You sit in your chairboat throwing out your line, gradually remembering the rhythm for catching these bass. Some get away, some are yanked towards the boat and into your waiting arms. You don’t feel anger when one escapes your hook, you just tip your hat a little to acknowledge the fish and you go back to waiting, waggling your hook in what you hope is an alluring manner and trying your luck with the other inhabitants of the water.
You forgot that role-playing being in a lake with no access to the internet means not watching the late-night news. Everything on the news is awful. The world is awful. The brandy is three-quarters gone. Any interaction you have with the rest of the world will likely be in CAPSLOCK and feature the phrase “burn it all down”. You seek solace in fish but the fish are idiots and one of them has bugged out. It is swimming like a duck, arse in the air, face pointing downwards. “WHAT THE FUCK IS YOUR PROBLEM,” you demand of the fish. The fish just hovers there. Willful. Mocking you and your relaxation attempts.
You throw out your line again to find a new fish. A better fish. The new fish has glitched through a wall.
“FUCKING MILLENNIAL FISH,” you shout, not really knowing what you mean by that. “GET OFF SNAPCHAT AND STOP SWIPING VINES OR WHATEVER IT IS YOU DO AND GET IN THE BLOODY BOAT.”

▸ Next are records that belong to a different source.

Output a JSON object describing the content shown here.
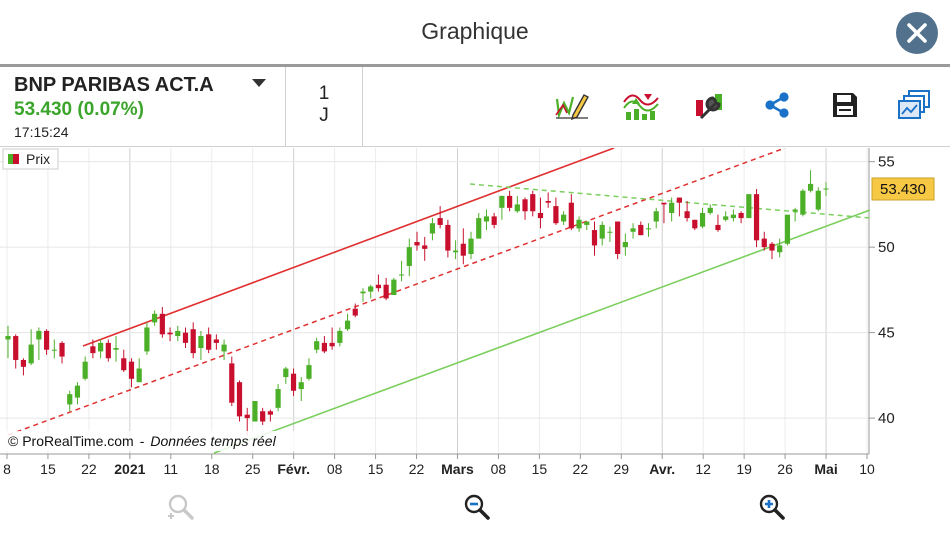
{
  "window": {
    "title": "Graphique"
  },
  "quote": {
    "name": "BNP PARIBAS ACT.A",
    "price_change": "53.430 (0.07%)",
    "time": "17:15:24"
  },
  "period": {
    "line1": "1",
    "line2": "J"
  },
  "toolbar": {
    "icons": [
      "draw-tool-icon",
      "indicators-icon",
      "settings-wrench-icon",
      "share-icon",
      "save-icon",
      "multi-chart-icon"
    ]
  },
  "chart": {
    "legend_label": "Prix",
    "last_price_label": "53.430",
    "copyright": "© ProRealTime.com",
    "copyright_suffix": "Données temps réel",
    "colors": {
      "up": "#4caf28",
      "down": "#c8102e",
      "resistance": "#e03030",
      "support": "#7ccf5f",
      "price_tag": "#f7c844"
    }
  },
  "chart_data": {
    "type": "candlestick",
    "y_ticks": [
      "55",
      "50",
      "45",
      "40"
    ],
    "ylim": [
      37.9,
      55.8
    ],
    "x_tick_labels": [
      {
        "label": "8",
        "bold": false
      },
      {
        "label": "15",
        "bold": false
      },
      {
        "label": "22",
        "bold": false
      },
      {
        "label": "2021",
        "bold": true
      },
      {
        "label": "11",
        "bold": false
      },
      {
        "label": "18",
        "bold": false
      },
      {
        "label": "25",
        "bold": false
      },
      {
        "label": "Févr.",
        "bold": true
      },
      {
        "label": "08",
        "bold": false
      },
      {
        "label": "15",
        "bold": false
      },
      {
        "label": "22",
        "bold": false
      },
      {
        "label": "Mars",
        "bold": true
      },
      {
        "label": "08",
        "bold": false
      },
      {
        "label": "15",
        "bold": false
      },
      {
        "label": "22",
        "bold": false
      },
      {
        "label": "29",
        "bold": false
      },
      {
        "label": "Avr.",
        "bold": true
      },
      {
        "label": "12",
        "bold": false
      },
      {
        "label": "19",
        "bold": false
      },
      {
        "label": "26",
        "bold": false
      },
      {
        "label": "Mai",
        "bold": true
      },
      {
        "label": "10",
        "bold": false
      }
    ],
    "candles": [
      [
        44.6,
        45.4,
        43.5,
        44.8
      ],
      [
        44.8,
        44.9,
        42.9,
        43.4
      ],
      [
        43.4,
        43.5,
        42.5,
        43.0
      ],
      [
        43.2,
        45.2,
        43.1,
        44.3
      ],
      [
        44.6,
        45.3,
        43.4,
        45.1
      ],
      [
        45.1,
        45.2,
        43.7,
        44.0
      ],
      [
        44.0,
        44.6,
        43.5,
        44.0
      ],
      [
        44.4,
        44.5,
        43.2,
        43.6
      ],
      [
        40.8,
        41.6,
        40.4,
        41.4
      ],
      [
        41.2,
        42.1,
        40.8,
        41.9
      ],
      [
        42.3,
        43.6,
        42.2,
        43.3
      ],
      [
        44.2,
        44.6,
        43.5,
        43.8
      ],
      [
        43.9,
        44.6,
        43.5,
        44.4
      ],
      [
        44.4,
        44.6,
        43.3,
        43.5
      ],
      [
        44.0,
        44.8,
        43.3,
        44.1
      ],
      [
        43.5,
        44.0,
        42.7,
        42.8
      ],
      [
        43.3,
        43.5,
        41.8,
        42.3
      ],
      [
        42.1,
        43.5,
        42.1,
        42.9
      ],
      [
        43.9,
        45.6,
        43.7,
        45.3
      ],
      [
        45.6,
        46.3,
        45.4,
        46.1
      ],
      [
        46.1,
        46.5,
        44.7,
        44.9
      ],
      [
        45.0,
        45.3,
        44.5,
        44.9
      ],
      [
        44.8,
        45.4,
        44.5,
        45.1
      ],
      [
        45.0,
        45.3,
        44.1,
        44.4
      ],
      [
        45.2,
        45.6,
        43.5,
        43.8
      ],
      [
        44.1,
        45.1,
        43.4,
        44.8
      ],
      [
        44.9,
        45.3,
        43.8,
        44.0
      ],
      [
        44.6,
        44.9,
        44.0,
        44.4
      ],
      [
        43.9,
        44.6,
        43.4,
        44.3
      ],
      [
        43.2,
        43.6,
        40.7,
        40.9
      ],
      [
        42.1,
        42.2,
        39.8,
        40.1
      ],
      [
        40.2,
        40.6,
        39.0,
        40.0
      ],
      [
        39.8,
        41.0,
        39.8,
        41.0
      ],
      [
        40.4,
        40.6,
        39.6,
        39.8
      ],
      [
        40.4,
        40.5,
        39.8,
        40.2
      ],
      [
        40.6,
        42.0,
        40.4,
        41.7
      ],
      [
        42.4,
        43.0,
        42.0,
        42.9
      ],
      [
        42.6,
        42.9,
        41.3,
        41.6
      ],
      [
        41.7,
        42.4,
        41.0,
        42.1
      ],
      [
        42.3,
        43.5,
        42.2,
        43.1
      ],
      [
        44.0,
        44.7,
        43.8,
        44.5
      ],
      [
        44.4,
        44.8,
        43.8,
        43.9
      ],
      [
        44.4,
        45.3,
        44.0,
        44.2
      ],
      [
        44.4,
        45.3,
        44.2,
        45.1
      ],
      [
        45.2,
        46.1,
        45.1,
        45.7
      ],
      [
        46.4,
        46.7,
        45.9,
        46.0
      ],
      [
        47.3,
        47.6,
        46.8,
        47.4
      ],
      [
        47.4,
        47.8,
        47.0,
        47.7
      ],
      [
        47.8,
        48.4,
        47.4,
        47.6
      ],
      [
        47.8,
        48.2,
        46.9,
        47.0
      ],
      [
        47.2,
        48.2,
        47.2,
        48.1
      ],
      [
        48.4,
        49.2,
        48.0,
        48.4
      ],
      [
        48.9,
        50.5,
        48.3,
        50.0
      ],
      [
        50.3,
        50.9,
        49.8,
        50.1
      ],
      [
        50.1,
        50.6,
        49.2,
        49.9
      ],
      [
        50.8,
        51.7,
        50.4,
        51.4
      ],
      [
        51.7,
        52.4,
        51.1,
        51.3
      ],
      [
        51.3,
        51.6,
        49.4,
        49.8
      ],
      [
        49.7,
        50.4,
        49.3,
        49.8
      ],
      [
        50.2,
        51.1,
        49.0,
        49.5
      ],
      [
        49.6,
        50.9,
        49.3,
        50.5
      ],
      [
        50.5,
        52.0,
        50.5,
        51.7
      ],
      [
        51.5,
        52.2,
        51.0,
        51.8
      ],
      [
        51.8,
        52.0,
        51.1,
        51.3
      ],
      [
        52.3,
        53.0,
        51.6,
        53.0
      ],
      [
        53.0,
        53.3,
        52.1,
        52.3
      ],
      [
        52.1,
        53.0,
        52.0,
        52.5
      ],
      [
        52.8,
        52.9,
        51.6,
        52.1
      ],
      [
        53.1,
        53.3,
        51.8,
        52.1
      ],
      [
        52.0,
        52.9,
        51.1,
        51.7
      ],
      [
        52.7,
        53.2,
        52.3,
        52.6
      ],
      [
        52.4,
        52.9,
        51.3,
        51.4
      ],
      [
        51.5,
        52.1,
        51.3,
        51.9
      ],
      [
        52.6,
        53.1,
        51.0,
        51.1
      ],
      [
        51.1,
        51.8,
        50.9,
        51.6
      ],
      [
        51.3,
        51.5,
        51.0,
        51.5
      ],
      [
        51.0,
        51.5,
        49.5,
        50.1
      ],
      [
        50.5,
        51.5,
        50.1,
        51.3
      ],
      [
        50.9,
        51.2,
        50.3,
        50.9
      ],
      [
        51.5,
        51.4,
        49.3,
        49.6
      ],
      [
        50.0,
        50.8,
        49.5,
        50.3
      ],
      [
        50.9,
        51.4,
        50.5,
        51.1
      ],
      [
        51.3,
        51.5,
        50.7,
        50.7
      ],
      [
        51.1,
        51.4,
        50.6,
        51.1
      ],
      [
        51.5,
        52.3,
        51.1,
        52.1
      ],
      [
        52.6,
        52.5,
        51.4,
        52.5
      ],
      [
        52.0,
        52.9,
        51.5,
        52.6
      ],
      [
        52.9,
        52.9,
        51.8,
        52.6
      ],
      [
        52.1,
        52.7,
        51.5,
        51.7
      ],
      [
        51.6,
        51.6,
        51.0,
        51.1
      ],
      [
        51.2,
        52.3,
        51.1,
        52.0
      ],
      [
        52.0,
        52.5,
        51.9,
        52.3
      ],
      [
        51.3,
        51.9,
        50.9,
        51.0
      ],
      [
        51.6,
        52.1,
        51.5,
        51.8
      ],
      [
        51.7,
        52.2,
        51.5,
        51.9
      ],
      [
        52.0,
        52.1,
        51.4,
        51.7
      ],
      [
        51.7,
        53.1,
        51.7,
        53.1
      ],
      [
        53.1,
        53.4,
        50.0,
        50.4
      ],
      [
        50.5,
        50.9,
        49.8,
        50.0
      ],
      [
        50.2,
        50.3,
        49.3,
        49.8
      ],
      [
        49.7,
        50.5,
        49.4,
        50.1
      ],
      [
        50.2,
        51.8,
        50.1,
        51.9
      ],
      [
        52.1,
        52.3,
        51.5,
        52.2
      ],
      [
        51.9,
        53.4,
        51.8,
        53.3
      ],
      [
        53.3,
        54.5,
        53.2,
        53.7
      ],
      [
        52.2,
        53.5,
        52.1,
        53.3
      ],
      [
        53.4,
        53.8,
        53.0,
        53.43
      ]
    ]
  },
  "bottombar": {
    "icons": [
      "zoom-fit-icon",
      "zoom-out-icon",
      "zoom-in-icon"
    ]
  }
}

“Pip, what is a millennial fish?” asks your boyfriend.
“I DO NOT KNOW.”
Admitting this makes you more angry so you dig deeper.
“I MEAN, LIKE, THE GAME CAME OUT IN THE LATE NINETIES SO THEY PROBABLY COULD BE MILLENNIAL FISH IF THEY AGED LIKE REGULAR HUMANS BUT MAYBE THEY ARE NEWBORN FOREVER BECAUSE OF DIGITAL FISH CREATION AND THEY DON’T HAVE GENERATIONAL TRAITS OR COMMON POINTS OF CONCERN OR INTEREST AND THE FISH MEDIA AREN’T USING THE TERM IN A FAINTLY PEJORATIVE FASHION RATHER OFTEN.”
You go to Wikipedia.
“LARGEMOUTH BASS LIVE FOR MAYBE 16 YEARS BUT I DO NOT KNOW IF THAT AFFECTS ME BEING ABLE TO CALL THEM MILLENNIALS ALSO DID YOU KNOW THAT THEY ARE THE STATE FISH OF ALABAMA.”

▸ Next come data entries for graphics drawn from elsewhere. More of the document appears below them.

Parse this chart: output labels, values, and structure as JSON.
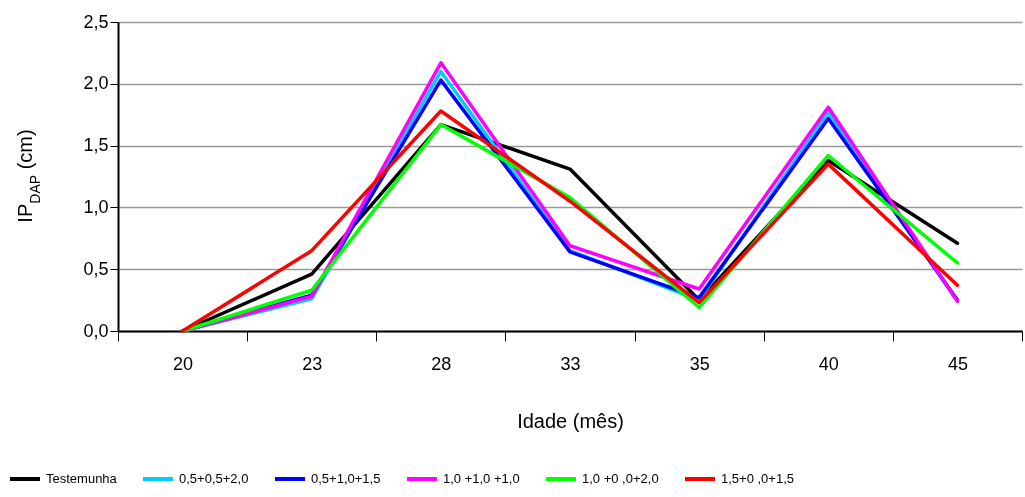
{
  "chart_data": {
    "type": "line",
    "xlabel": "Idade (mês)",
    "ylabel": "IP$_{DAP}$ (cm)",
    "categories": [
      "20",
      "23",
      "28",
      "33",
      "35",
      "40",
      "45"
    ],
    "series": [
      {
        "name": "Testemunha",
        "color": "#000000",
        "values": [
          0,
          0.46,
          1.67,
          1.31,
          0.25,
          1.38,
          0.71
        ]
      },
      {
        "name": "0,5+0,5+2,0",
        "color": "#00ccff",
        "values": [
          0,
          0.26,
          2.1,
          0.65,
          0.25,
          1.77,
          0.24
        ]
      },
      {
        "name": "0,5+1,0+1,5",
        "color": "#0000ff",
        "values": [
          0,
          0.29,
          2.03,
          0.64,
          0.27,
          1.72,
          0.25
        ]
      },
      {
        "name": "1,0 +1,0 +1,0",
        "color": "#ff00ff",
        "values": [
          0,
          0.28,
          2.17,
          0.69,
          0.34,
          1.81,
          0.24
        ]
      },
      {
        "name": "1,0 +0 ,0+2,0",
        "color": "#00ff00",
        "values": [
          0,
          0.33,
          1.67,
          1.08,
          0.19,
          1.42,
          0.55
        ]
      },
      {
        "name": "1,5+0 ,0+1,5",
        "color": "#ff0000",
        "values": [
          0,
          0.65,
          1.78,
          1.05,
          0.23,
          1.35,
          0.37
        ]
      }
    ],
    "ylim": [
      0,
      2.5
    ],
    "yticks": [
      {
        "value": 0,
        "label": "0,0"
      },
      {
        "value": 0.5,
        "label": "0,5"
      },
      {
        "value": 1,
        "label": "1,0"
      },
      {
        "value": 1.5,
        "label": "1,5"
      },
      {
        "value": 2,
        "label": "2,0"
      },
      {
        "value": 2.5,
        "label": "2,5"
      }
    ],
    "grid": "y",
    "legend": "bottom",
    "line_style": "solid"
  }
}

You caught a HUGE one. You are the master of fish. The fish whisperer. You have bent the entire game to your will. No fish will ever defy you by swimming impossibly ever again.
“Am I being cruel by hunting digital millennial fish?” you ask yourself (and also your boyfriend).
Sure, they aren’t real and sure you throw them back in anyway and sure the fish don’t seem to learn any kind of caution so they probably aren’t traumatised but…
“I’m sure they are fine,” you say, trying to sound convincing.
“Pip what is wrong why are you crying?”
“I didn’t mean to hurt the fishes,” you sob.
“Hang on, have you stopped being angry at the fish for being millennial? Also where is the rest of the brandy?”
After a full day of fishing the last emotion left is sleepy. Definitely sleepy and not anything else. You should make the most of this emotion by heading to bed because tomorrow will involve nursing an inexplicable and completely unrelated headache.
Bass fishing is a rollercoaster of feelings.